Supply-chain security: harden a release pipeline end to end

Take a small service (your own or a fresh create-next-app / NestJS scaffold) and harden its full supply chain — install step, registry precedence, SBOM, and signed provenance — then demonstrate each control by planting an attack it must block.

• Establish a baseline: a service with a committed lockfile, a CI workflow that builds and produces an artifact (npm package or container image), and a short written note on what is currently unprotected at the install and release steps.
• Harden the install step: switch CI to `npm ci` (never bare install), add `--ignore-scripts`, pin exact versions (no caret ranges), and enable automated dependency review (Dependabot / audit / Renovate) on every PR.
• Defend against dependency confusion: move internal packages under a scoped namespace you own publicly, configure strict private-registry precedence for that scope, and document the resolution order so a public impostor at a higher version cannot win.
• Generate an SBOM at build time in CycloneDX or SPDX (e.g. Syft) and attach it to the artifact; show you can query it for a given component and version.
• Add provenance and signing: produce SLSA provenance for the release artifact and sign it with Sigstore / cosign (keyless OIDC is fine), then add a deploy gate that runs `cosign verify` against the expected build identity and rejects anything unsigned or foreign-built.

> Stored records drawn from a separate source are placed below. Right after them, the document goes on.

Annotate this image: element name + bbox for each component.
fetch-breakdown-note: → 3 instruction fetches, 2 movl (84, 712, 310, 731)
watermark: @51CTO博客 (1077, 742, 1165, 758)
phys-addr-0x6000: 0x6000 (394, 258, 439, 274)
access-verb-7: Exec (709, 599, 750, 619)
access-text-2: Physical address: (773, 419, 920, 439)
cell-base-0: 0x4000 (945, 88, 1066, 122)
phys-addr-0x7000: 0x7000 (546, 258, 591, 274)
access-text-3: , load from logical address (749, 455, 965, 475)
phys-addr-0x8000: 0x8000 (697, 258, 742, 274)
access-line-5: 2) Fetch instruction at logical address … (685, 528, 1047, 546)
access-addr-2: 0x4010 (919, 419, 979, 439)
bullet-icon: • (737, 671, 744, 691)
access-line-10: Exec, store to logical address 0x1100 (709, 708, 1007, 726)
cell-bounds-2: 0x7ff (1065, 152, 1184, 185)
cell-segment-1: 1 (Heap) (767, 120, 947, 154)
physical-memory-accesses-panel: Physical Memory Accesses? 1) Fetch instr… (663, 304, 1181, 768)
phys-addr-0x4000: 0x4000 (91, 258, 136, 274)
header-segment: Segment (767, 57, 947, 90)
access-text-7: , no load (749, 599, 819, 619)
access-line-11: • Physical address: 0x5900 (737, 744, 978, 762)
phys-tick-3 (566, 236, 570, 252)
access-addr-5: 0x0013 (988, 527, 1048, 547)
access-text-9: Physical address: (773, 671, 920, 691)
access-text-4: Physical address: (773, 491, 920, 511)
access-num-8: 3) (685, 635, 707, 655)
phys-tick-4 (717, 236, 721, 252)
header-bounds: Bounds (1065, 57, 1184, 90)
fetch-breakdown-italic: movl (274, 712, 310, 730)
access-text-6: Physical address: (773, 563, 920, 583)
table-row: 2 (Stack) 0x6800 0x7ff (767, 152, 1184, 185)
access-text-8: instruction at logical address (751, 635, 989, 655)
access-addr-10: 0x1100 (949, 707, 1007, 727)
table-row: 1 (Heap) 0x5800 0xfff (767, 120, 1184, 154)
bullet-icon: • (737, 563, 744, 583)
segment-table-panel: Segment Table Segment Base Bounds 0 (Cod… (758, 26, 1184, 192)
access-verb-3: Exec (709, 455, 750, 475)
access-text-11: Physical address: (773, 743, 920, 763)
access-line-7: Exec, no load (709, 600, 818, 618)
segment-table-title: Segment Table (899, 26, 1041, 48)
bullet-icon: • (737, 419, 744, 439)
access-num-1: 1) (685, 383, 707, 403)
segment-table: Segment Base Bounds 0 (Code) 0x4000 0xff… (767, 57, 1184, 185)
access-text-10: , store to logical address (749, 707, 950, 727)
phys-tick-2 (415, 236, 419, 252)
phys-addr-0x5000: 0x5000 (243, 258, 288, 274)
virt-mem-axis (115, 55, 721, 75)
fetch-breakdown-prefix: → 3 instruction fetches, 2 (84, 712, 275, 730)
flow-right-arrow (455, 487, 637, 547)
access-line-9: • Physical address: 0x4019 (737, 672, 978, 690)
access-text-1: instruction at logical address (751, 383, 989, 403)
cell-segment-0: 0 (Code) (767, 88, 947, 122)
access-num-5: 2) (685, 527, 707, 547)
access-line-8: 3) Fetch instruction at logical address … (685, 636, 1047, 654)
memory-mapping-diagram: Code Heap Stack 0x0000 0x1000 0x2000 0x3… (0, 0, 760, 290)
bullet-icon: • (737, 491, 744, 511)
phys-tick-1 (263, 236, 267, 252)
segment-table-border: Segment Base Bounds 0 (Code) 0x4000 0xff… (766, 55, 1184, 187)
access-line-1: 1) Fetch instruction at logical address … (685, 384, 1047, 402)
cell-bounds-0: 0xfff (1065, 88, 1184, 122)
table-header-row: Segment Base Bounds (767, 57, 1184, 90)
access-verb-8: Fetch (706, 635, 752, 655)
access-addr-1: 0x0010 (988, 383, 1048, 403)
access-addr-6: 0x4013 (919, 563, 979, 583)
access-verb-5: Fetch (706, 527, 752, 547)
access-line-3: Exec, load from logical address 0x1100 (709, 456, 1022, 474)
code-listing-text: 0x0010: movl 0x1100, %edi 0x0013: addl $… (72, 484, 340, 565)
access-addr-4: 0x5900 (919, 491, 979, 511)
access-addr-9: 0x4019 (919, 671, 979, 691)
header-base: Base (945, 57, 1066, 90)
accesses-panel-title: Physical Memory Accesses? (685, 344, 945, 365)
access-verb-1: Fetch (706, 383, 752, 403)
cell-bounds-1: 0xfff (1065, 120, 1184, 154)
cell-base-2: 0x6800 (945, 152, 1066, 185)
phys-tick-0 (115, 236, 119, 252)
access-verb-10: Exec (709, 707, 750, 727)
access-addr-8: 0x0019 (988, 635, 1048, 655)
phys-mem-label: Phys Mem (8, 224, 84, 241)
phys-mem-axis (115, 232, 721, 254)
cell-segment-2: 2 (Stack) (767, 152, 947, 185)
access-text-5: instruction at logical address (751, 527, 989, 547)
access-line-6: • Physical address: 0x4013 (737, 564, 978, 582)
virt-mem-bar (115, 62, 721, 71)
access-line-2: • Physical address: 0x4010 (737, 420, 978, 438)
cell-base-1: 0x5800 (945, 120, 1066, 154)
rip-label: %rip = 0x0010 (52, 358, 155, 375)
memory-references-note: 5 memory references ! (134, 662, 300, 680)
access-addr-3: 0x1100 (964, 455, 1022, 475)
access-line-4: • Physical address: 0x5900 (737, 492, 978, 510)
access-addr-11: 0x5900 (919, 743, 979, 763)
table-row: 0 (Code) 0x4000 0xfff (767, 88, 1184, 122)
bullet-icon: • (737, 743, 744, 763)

• Scope CI least-privilege: set the default token to read-only, grant write/publish only to the release job, and ensure untrusted (fork PR) code never runs with publish secrets.

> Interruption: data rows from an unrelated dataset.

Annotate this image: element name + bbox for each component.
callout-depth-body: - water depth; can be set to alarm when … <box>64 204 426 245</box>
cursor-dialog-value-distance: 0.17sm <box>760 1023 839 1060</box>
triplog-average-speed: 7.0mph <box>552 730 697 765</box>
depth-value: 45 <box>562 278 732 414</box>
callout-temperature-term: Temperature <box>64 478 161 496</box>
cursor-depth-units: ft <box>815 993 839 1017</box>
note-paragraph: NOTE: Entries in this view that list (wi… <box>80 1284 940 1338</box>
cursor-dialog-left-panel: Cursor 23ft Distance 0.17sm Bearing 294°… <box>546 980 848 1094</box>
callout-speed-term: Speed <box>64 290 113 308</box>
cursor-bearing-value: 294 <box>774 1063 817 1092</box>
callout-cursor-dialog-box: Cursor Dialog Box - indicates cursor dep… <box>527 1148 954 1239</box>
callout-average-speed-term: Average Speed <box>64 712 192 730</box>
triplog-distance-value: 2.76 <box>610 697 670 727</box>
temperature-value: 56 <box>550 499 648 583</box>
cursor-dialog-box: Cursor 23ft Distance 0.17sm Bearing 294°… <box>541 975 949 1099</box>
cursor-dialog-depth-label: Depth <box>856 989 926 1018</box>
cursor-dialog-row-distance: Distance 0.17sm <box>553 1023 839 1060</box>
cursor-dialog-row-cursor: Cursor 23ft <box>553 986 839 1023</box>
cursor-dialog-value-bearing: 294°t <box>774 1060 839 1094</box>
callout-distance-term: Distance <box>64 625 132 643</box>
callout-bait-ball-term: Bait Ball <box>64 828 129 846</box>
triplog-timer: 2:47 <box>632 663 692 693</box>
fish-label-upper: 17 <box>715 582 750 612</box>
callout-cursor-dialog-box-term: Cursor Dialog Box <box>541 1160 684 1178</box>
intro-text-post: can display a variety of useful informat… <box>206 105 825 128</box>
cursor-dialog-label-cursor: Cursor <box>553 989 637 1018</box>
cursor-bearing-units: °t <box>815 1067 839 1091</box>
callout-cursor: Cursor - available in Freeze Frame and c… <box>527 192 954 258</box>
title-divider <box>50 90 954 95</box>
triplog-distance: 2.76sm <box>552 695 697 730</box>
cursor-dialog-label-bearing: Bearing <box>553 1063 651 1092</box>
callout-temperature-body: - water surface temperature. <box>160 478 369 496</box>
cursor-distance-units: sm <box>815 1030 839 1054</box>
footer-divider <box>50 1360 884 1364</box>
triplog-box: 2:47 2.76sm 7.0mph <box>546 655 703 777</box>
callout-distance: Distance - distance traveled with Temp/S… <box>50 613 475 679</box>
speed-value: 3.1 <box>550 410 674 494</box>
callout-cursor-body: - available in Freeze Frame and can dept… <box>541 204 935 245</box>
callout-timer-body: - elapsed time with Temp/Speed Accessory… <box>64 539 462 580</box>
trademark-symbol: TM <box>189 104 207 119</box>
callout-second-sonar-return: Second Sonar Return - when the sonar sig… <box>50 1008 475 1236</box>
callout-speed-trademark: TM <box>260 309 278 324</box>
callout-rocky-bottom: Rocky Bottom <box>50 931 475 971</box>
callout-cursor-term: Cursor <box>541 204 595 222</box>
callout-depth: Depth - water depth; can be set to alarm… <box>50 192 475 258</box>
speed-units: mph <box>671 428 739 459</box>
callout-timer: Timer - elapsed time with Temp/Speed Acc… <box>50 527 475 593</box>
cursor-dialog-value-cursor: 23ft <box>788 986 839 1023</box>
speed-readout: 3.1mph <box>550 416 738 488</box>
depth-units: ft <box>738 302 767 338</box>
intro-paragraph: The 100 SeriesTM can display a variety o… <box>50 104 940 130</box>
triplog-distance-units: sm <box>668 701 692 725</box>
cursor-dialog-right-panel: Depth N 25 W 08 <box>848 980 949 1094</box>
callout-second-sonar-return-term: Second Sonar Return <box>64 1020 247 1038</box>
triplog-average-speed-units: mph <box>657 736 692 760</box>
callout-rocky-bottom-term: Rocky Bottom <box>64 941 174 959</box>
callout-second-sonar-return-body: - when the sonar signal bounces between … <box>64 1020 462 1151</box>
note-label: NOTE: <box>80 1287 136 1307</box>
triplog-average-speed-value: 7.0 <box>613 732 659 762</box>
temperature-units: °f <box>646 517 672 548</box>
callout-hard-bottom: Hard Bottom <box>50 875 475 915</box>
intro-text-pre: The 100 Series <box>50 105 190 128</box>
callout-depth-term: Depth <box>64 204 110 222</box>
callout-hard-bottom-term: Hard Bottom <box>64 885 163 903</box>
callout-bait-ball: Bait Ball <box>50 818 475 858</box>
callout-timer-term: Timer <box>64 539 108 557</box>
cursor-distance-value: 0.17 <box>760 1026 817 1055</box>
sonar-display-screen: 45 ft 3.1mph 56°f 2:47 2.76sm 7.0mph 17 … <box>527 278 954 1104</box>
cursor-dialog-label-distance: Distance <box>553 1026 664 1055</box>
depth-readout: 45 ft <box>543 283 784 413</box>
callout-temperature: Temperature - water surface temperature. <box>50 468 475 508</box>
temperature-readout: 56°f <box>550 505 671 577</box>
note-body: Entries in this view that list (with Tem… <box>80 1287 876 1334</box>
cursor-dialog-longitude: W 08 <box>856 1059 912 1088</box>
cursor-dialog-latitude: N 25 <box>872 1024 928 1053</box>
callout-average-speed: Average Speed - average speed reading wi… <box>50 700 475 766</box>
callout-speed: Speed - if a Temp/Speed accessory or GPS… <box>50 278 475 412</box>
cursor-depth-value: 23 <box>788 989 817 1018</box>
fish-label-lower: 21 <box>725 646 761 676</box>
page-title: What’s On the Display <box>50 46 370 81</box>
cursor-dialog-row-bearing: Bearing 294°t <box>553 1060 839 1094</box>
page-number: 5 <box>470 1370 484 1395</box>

• Plant three attacks and show each control catches them: (a) tamper a vendored tarball's bytes under the same version and show `npm ci` fails the hash; (b) publish a higher-version public package under an internal name and show precedence blocks it; (c) push an unsigned or mismatched-identity image and show the cosign deploy gate rejects it.

• A before/after table of controls: install command, version pinning, --ignore-scripts, dependency review, registry precedence, SBOM, provenance, signing, token scope — each marked present/absent with the config diff that enabled it.
• Evidence each planted attack is caught: the failing `npm ci` hash-mismatch log, the blocked confusion resolution, and the rejected cosign verify — pasted output, not described.
• A generated SBOM attached to the artifact plus a worked query showing you can answer 'is component X at version Y present?' against it.
• A one-paragraph write-up mapping each control to the documented incident it defends against (lockfile/hash → event-stream/ua-parser-js; precedence → Birsan confusion; provenance/signing → xz-utils), and why hashes alone were insufficient.